IBM introduces a new mainframe computer targeted to some markets better served by clusters of smaller servers
IBM debuted its z Systems line of mainframe computers in January, 2015. The product line is targeted to a hot segment of enterprise computing consumers, organizations with a burning need to manage mobile devices, users availing of cloud computing offers and, above all, secure online data processing.
Readers can learn more about this product line on its website, IBM z Systems. A quick glance at the marketing communications content reveals some popular and absolutely current computing themes:
- mobile computing
- enterprise social computing
- real-time analytics and “in-transaction” analytics
- secure, cloud computing
Video product presentations are available on the product website, along with a traditional datasheet in PDF format. A quick glance at the datasheet exposes a cluster approach to delivering the computing power of a typical high performance computing (HPC) system. No problem so far, but how does the introduction of a hardware computing platform with these capabilities align alongside IBM’s announced effort to become a major player in the public and private cloud market for IaaS, PaaS and SaaS? Does it make sense for developers building solutions for Hadoop, Map Reduce, and other cluster architectures optimized for lots of comparatively much smaller CPUs to focus on porting these applications over to IBM’s platform?

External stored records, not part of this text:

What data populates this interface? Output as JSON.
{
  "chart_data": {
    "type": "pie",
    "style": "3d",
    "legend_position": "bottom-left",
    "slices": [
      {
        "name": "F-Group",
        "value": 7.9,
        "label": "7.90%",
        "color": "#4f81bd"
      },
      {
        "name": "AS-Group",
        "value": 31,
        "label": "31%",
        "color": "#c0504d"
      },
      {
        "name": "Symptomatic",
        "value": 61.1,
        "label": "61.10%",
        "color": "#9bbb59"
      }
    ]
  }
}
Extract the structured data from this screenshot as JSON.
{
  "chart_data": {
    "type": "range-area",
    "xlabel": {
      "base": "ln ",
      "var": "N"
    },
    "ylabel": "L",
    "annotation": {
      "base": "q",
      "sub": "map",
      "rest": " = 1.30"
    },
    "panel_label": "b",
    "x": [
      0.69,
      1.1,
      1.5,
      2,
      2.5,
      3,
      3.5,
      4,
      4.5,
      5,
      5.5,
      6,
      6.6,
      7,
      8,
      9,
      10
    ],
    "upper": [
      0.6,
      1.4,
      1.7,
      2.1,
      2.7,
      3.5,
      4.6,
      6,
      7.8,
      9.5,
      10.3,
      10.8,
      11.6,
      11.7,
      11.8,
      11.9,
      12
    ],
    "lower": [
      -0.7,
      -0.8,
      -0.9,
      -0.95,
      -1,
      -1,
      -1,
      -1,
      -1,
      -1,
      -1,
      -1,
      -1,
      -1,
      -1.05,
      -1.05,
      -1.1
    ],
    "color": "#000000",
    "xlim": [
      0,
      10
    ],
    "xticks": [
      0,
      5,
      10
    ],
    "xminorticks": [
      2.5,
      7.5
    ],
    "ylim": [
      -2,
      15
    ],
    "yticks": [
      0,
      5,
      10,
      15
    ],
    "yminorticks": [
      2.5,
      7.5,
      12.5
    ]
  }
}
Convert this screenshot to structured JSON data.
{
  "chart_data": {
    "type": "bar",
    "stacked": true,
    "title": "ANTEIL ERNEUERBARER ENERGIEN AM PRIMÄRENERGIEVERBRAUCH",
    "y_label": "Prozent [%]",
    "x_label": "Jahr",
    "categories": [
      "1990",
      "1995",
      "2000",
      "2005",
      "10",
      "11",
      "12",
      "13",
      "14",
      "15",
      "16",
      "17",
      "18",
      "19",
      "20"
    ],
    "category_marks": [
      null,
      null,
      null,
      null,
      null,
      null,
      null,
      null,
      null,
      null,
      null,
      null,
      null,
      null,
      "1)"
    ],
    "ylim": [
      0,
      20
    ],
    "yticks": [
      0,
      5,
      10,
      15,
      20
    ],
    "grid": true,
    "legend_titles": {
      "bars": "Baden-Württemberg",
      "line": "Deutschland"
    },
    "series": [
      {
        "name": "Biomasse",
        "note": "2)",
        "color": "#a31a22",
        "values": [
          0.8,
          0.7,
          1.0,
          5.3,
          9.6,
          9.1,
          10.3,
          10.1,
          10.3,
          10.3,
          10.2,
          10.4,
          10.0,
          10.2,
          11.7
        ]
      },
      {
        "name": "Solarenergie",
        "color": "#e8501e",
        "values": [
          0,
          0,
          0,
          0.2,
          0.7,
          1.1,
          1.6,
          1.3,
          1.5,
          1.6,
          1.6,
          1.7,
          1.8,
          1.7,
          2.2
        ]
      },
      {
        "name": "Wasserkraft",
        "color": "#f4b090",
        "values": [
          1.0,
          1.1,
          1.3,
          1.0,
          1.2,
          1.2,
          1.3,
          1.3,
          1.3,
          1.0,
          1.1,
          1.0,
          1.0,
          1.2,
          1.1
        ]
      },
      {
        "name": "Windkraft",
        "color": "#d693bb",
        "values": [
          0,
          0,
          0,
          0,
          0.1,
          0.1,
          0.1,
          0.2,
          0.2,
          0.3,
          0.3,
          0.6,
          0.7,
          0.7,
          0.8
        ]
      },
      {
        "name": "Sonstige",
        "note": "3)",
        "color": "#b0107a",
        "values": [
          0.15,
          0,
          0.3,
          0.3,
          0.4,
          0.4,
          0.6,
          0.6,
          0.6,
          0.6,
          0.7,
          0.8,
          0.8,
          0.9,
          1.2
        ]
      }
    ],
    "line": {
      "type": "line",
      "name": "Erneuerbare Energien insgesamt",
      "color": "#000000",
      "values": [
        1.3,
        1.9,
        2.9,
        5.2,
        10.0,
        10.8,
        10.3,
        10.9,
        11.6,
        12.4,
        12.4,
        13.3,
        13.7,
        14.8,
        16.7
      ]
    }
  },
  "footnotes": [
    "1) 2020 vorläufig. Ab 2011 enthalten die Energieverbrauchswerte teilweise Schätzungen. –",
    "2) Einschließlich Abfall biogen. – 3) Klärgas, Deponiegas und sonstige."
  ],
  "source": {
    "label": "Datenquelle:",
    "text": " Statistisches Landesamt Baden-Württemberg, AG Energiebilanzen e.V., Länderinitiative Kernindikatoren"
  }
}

So one needs to question just how this product line adds value to IBM’s effort to catch up with its peers in the cloud computing business with systems like these. Certainly a review of the website for these new products is recommended given the themes articulated by the press releases about the z System computers. The most prominent of these are all allusions to mainframe computing, which, in 2014, seems to be something of anathema. Big iron is, unfortunately, no longer the recommended way for most enterprise businesses to proceed, at least not for the ones already committed to Azure, AWS and Google Compute Engine.